4. Saingan Baru

9 3 0
                                    

Happy reading 💜💜

-o0o-

Markas sederhana yang terletak rada jauh dari pemukiman ini terdengar sangat ramai, penghuni yang terdiri dari tiga manusia sudah heboh sejak fajar. Karena rumah yang dijadikan markas oleh mereka ini sederhana, hanya terdapat satu kamar mandi, jadilah mereka ribut berebut kamar mandi. Tidak ada yang mau mengalah. Si Juno selaku pemimpin pun enggan mengalah untuk Arka si tangan kanannya dan si bocil Bima.

"Mending kita hompimpa aja. Siapa yang menang, dia yang duluan pake kamar mandi," ucap Bima, memberi solusi baik agar tidak ribut-ribut seperti ini.

"Apaan pake hompimpa segala! Gue ini pemimpin lo pada. Inget! Gue panutan lo berdua, kan? Ngalah, dong, sama gue."

"Mana bisa gitu pemimpin sialan! Lo lupa? Gue ni paling muda, gue adek disini! Dimana-mana adek itu di prioritaskan!"

"Heh bocah! Lo jangan lupain kebaikan gue, dong! Coba kalo lo nggak gue pungut di selokan tahun lalu, jadi apa lo sekarang?!"

"Enak aja! Lo jangan sembarangan ngomong, ye!"

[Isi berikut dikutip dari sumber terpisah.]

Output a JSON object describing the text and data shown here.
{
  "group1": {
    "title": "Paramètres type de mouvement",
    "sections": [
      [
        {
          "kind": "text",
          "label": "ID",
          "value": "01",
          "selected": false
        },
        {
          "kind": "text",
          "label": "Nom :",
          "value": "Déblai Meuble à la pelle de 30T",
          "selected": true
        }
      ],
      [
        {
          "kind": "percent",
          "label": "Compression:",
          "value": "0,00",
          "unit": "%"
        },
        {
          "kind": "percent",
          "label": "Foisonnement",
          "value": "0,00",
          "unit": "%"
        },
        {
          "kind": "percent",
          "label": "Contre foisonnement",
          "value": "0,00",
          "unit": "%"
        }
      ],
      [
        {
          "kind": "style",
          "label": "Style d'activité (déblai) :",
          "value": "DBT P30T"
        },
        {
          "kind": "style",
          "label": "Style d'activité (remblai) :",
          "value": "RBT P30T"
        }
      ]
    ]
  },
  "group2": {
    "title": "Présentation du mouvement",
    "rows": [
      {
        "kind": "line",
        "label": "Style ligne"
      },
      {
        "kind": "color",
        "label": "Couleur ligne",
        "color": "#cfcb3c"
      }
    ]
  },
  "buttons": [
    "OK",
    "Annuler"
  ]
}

"Berisik lo pada!" Arka memilih masuk kamar mandi lebih dulu. Lelah menghadapi dua sahabatnya yang banyak omong. Diam adalah cara yang baik untuk menuju kemenangan! Itulah yang sedang terjadi dengan Arka.

"Sialan! Gue pecat jadi tangan kanan gue mampus lo, Ar!"

"Arka anjing!"

Arka terkekeh di dalam kamar mandi saat mendengar umpatan kedua sahabatnya yang ditujukan untuk dirinya sendiri. Arka tebak, sekarang mereka berdua sedang berdebat, saling menyalahkan karena kecolongan kamar mandi. Padahal ini hanya kamar mandi!

Setelah ketiga cowok itu sudah dalam keadaan bersih, alias sudah mandi, mereka duduk santai sambil ngopi pagi, menunggu dua sahabatnya datang.

Chiko dan Hengki. Mereka berdua malam tadi tidak ikut menginap. Hengki memang tidak biasa menginap seperti itu, tetapi terkadang dia juga sekali-kali tidur di markas. Beda dengan Chiko, cowok itu kemarin malam mengantarkan Kirana pulang, dan dia malas kembali ke markas lagi, karena jarak rumah Arka juga Kirana jauh dari markas, alhasil Chiko memutuskan kembali ke rumah. Kenapa tidak Arka yang mengantarkan? Karena dilarang sahabat-sahabatnya. Keempat sahabatnya tau, jika Arka kembali ke rumah, pasti besoknya mereka akan menemui Arka dengan wajah penuh lebam.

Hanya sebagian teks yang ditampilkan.